What you don't get: a CRM. If you're managing a sales pipeline, tracking dozens of leads, or running an inbound funnel, HoneyBook still makes sense for you. Nvoyce doesn't claim to replace that use case.
The pricing math
HoneyBook Starter (Feb 2025): $36/month, billed annually.
Nvoyce Solo: $19.99/month. Unlimited invoices and proposals. AI-generated documents. Automated overdue reminders at 14 and 30 days. Payme AI follow-up drafts.
That's $193/year in savings. More if you were on any of HoneyBook's higher tiers.
What to actually do if you're evaluating
Look at your HoneyBook usage for the last 30 days. Which features did you actually open? If it was mostly proposals and invoices, you've been paying for a lot you don't use.
Try Nvoyce free for 7 days. Send your next invoice or proposal through it. First document takes under 5 minutes. No configuration required.
FAQ
How much did HoneyBook raise their prices?
HoneyBook increased their Starter plan from $19/month to $36/month in February 2025 — an 89% increase announced with 30 days' notice. The Essential plan (formerly the mid-tier) also moved up proportionally.
Is there a HoneyBook alternative for solo freelancers that's actually cheaper?
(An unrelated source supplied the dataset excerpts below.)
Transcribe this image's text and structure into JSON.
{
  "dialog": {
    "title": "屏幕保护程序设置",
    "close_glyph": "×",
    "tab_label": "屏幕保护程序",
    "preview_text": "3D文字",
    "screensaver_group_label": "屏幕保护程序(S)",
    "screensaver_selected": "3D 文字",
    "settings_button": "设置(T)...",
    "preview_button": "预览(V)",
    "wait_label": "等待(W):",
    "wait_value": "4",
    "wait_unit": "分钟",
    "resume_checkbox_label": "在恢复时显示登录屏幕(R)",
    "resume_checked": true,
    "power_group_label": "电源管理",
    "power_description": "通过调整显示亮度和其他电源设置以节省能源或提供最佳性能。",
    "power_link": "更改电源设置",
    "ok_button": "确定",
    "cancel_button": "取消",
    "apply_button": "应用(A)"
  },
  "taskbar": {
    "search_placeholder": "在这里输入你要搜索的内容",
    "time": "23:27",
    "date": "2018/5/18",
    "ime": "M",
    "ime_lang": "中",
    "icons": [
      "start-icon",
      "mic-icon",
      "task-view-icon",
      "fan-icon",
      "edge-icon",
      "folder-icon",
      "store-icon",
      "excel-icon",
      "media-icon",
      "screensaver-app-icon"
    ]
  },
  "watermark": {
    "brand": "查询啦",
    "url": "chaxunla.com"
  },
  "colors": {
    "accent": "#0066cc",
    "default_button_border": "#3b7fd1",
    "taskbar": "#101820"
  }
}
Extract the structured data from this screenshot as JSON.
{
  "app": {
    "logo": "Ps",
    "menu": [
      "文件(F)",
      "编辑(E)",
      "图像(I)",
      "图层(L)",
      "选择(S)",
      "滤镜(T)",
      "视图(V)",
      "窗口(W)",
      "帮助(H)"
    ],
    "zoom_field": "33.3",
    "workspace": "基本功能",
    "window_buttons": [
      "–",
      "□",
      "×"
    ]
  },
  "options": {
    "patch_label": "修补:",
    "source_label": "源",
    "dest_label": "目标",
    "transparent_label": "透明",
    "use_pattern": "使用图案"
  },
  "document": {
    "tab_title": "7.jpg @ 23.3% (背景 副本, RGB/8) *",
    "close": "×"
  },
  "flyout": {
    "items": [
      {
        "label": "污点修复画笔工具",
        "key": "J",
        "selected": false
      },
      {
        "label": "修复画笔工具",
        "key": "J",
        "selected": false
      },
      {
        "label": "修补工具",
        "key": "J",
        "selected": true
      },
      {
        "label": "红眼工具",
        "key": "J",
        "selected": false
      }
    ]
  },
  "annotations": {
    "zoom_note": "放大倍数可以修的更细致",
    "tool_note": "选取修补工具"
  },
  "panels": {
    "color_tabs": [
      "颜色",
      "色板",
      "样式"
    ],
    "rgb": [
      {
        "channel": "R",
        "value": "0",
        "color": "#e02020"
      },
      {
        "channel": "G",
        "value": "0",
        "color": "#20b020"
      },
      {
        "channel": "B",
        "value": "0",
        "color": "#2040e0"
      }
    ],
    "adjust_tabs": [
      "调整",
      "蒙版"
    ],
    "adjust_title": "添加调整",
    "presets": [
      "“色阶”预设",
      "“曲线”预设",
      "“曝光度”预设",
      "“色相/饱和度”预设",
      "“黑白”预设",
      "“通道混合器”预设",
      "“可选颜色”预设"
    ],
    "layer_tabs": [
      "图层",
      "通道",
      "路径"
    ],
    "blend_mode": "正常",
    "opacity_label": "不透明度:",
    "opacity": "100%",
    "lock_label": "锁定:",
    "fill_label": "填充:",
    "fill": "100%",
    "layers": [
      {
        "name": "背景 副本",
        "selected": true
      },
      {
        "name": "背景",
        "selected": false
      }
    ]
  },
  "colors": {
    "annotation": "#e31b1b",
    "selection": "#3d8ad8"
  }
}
Nvoyce Solo is $19.99/month — exactly what HoneyBook's Starter plan cost before the hike. It covers proposals, invoices, automated overdue reminders, and AI-drafted payment follow-ups. What it doesn't have is a CRM or client portal, which is the tradeoff.
Does Nvoyce replace all of HoneyBook's features?
No — and we say so directly. If you need lead capture forms, a booking flow, a client portal, or pipeline management, HoneyBook's feature set still justifies the price for the right business. Nvoyce is for freelancers who need the invoicing and proposal side only.